Heavy fog affects nearly all kinds of transportation: from pedestrian-driven vehicles to airplanes. And sometimes, it can even be downright dangerous.
So detecting fog is important, but existing systems are costly and not very accurate. They use expensive satellite systems, which aren't even on the ground where detection is most important.
However, scientists at Tel Aviv University in Israel, recently discovered that the wireless microwave transmissions of cellular towers can detect heavy fog, and newer high frequency towers can even detect instances of light fog.
The best thing about this method of fog detection is that it doesn't require any new technology. Cellular towers span the world and with a steady push from consumers for even more data usage, cellular providers are beginning to install new high frequency towers in more places.
"The goal of the work presented here is to reveal the potential that exists in commercial microwave systems, where higher frequencies more sensitive to fog are starting to be used," says Professor Pinhas Alpert. "We are presenting a window of opportunity to monitor fog with high resolution using technology already in place."

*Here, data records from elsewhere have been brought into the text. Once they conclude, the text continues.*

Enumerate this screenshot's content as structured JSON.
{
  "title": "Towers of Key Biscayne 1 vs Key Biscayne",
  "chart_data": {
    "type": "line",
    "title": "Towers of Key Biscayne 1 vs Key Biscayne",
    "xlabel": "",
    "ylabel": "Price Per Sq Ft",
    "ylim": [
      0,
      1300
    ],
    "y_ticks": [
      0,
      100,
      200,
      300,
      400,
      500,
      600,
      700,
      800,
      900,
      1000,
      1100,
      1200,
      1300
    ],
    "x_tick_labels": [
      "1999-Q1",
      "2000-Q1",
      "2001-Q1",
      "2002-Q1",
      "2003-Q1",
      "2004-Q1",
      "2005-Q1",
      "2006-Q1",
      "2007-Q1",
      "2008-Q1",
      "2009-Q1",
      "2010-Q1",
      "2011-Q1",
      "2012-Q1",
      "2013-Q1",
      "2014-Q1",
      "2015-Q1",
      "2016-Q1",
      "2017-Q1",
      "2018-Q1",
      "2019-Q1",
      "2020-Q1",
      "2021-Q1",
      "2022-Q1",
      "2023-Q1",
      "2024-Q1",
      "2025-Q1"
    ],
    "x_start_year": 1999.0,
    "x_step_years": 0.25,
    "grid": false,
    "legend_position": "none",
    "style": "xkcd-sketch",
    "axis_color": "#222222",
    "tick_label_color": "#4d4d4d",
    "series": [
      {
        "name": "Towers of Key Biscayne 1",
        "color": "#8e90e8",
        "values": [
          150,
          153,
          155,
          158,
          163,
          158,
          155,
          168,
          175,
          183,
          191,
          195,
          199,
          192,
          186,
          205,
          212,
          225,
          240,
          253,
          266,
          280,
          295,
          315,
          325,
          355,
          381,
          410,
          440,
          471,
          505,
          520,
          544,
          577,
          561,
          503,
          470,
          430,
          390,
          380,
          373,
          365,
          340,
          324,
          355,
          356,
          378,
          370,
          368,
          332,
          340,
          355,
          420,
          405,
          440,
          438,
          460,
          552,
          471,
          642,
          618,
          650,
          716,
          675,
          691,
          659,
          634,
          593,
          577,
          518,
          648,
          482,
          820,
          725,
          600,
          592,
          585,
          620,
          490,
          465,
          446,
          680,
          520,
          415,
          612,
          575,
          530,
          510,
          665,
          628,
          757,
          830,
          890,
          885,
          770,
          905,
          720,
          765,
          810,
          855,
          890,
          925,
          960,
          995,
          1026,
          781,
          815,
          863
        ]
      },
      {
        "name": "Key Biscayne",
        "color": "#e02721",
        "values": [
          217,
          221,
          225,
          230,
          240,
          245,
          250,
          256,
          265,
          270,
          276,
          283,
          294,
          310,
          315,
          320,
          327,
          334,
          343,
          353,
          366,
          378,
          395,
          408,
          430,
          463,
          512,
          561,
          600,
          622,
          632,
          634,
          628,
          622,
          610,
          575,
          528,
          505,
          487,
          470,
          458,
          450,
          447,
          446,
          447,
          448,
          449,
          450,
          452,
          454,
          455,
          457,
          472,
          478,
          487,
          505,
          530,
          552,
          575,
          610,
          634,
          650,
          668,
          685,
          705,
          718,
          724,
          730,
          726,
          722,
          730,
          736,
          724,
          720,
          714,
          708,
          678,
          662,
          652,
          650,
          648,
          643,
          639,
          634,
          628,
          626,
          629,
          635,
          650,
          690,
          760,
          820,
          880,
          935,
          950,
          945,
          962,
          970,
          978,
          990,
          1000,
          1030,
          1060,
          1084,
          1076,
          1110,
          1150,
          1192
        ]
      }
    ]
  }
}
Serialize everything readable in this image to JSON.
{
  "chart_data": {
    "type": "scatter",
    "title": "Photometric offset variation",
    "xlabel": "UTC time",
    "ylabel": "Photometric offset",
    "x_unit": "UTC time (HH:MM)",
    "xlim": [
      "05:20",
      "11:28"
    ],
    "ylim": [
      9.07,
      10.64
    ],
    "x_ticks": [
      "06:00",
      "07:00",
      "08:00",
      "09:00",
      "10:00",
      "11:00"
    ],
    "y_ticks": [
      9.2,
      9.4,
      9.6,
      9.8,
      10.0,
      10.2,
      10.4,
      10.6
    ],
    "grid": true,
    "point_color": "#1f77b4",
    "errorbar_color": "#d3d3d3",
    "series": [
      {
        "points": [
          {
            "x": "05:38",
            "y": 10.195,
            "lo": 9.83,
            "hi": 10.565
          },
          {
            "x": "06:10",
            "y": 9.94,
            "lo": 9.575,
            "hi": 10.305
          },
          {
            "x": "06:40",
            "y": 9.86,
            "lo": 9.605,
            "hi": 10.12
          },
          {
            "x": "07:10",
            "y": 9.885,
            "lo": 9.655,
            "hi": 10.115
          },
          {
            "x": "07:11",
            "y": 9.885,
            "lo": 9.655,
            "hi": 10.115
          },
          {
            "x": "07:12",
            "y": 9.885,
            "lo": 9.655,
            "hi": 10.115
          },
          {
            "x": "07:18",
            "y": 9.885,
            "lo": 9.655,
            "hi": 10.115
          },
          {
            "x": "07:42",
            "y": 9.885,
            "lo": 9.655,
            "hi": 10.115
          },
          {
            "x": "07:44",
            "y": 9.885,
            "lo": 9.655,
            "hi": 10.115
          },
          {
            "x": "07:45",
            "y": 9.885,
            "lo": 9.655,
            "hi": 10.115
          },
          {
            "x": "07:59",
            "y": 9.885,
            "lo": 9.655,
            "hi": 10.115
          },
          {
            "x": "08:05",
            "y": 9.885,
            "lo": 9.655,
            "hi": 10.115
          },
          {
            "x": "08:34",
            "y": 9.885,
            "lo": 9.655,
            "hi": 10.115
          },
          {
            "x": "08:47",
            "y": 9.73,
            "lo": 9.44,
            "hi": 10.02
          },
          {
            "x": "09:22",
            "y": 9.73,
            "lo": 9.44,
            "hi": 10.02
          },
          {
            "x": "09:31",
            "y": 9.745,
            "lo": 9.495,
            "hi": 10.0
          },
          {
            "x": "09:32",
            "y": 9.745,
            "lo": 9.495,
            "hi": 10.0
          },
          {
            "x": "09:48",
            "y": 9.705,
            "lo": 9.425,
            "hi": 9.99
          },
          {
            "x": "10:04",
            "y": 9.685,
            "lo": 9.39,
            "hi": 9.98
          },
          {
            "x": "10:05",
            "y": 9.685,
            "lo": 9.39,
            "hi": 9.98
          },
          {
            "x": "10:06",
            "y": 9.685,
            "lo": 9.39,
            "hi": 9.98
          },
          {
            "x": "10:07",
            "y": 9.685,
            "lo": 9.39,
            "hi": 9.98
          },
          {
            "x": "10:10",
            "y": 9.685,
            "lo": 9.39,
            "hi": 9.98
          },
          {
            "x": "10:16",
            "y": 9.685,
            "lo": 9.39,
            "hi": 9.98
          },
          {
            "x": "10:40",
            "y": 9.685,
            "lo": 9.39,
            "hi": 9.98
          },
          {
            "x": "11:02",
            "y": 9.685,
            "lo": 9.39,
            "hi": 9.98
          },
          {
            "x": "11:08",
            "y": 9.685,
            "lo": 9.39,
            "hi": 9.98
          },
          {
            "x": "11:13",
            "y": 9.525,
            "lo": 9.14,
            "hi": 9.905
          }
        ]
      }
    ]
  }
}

Cellular towers transmit wireless microwave transmissions at ground level: this means that atmospheric changes affect the transmissions. One such change is fog. Most current towers operate at frequencies of up to 40 gigahertz, which means they can easily detect heavy fog. However, lighter fog is harder to detect. But thanks to new technology and a higher demand for bandwidth among consumers, cellular providers are putting up new towers with higher frequencies, of up to 80 GHz, in more areas, and those frequencies have a higher sensitivity to light fog.
Researchers tested their theory by using cellular towers in Israel and calculating the level of water content in the atmosphere that they could detect through the city's cellular towers' microwave transmissions. Researchers worked with three different frequencies: 20, 38 and 80 GHz. As expected, the 80 GHz frequency detected the lightest of fogs (with visibility at about ½ mile). However, at 38 GHZ, the researchers only detected heavier fog density.
The researchers' experiment, though, matched up to their fog detection theory.
"While most studies of this kind are focused on rainfall, fog is no less hazardous to people and objects in motion," says Dr. Noam David of the university's Department of Geosciences. "Current monitoring tools are insufficient. Our new approach exposes the potential that already exists in these communication systems to provide high-resolution spatial measurements of fog."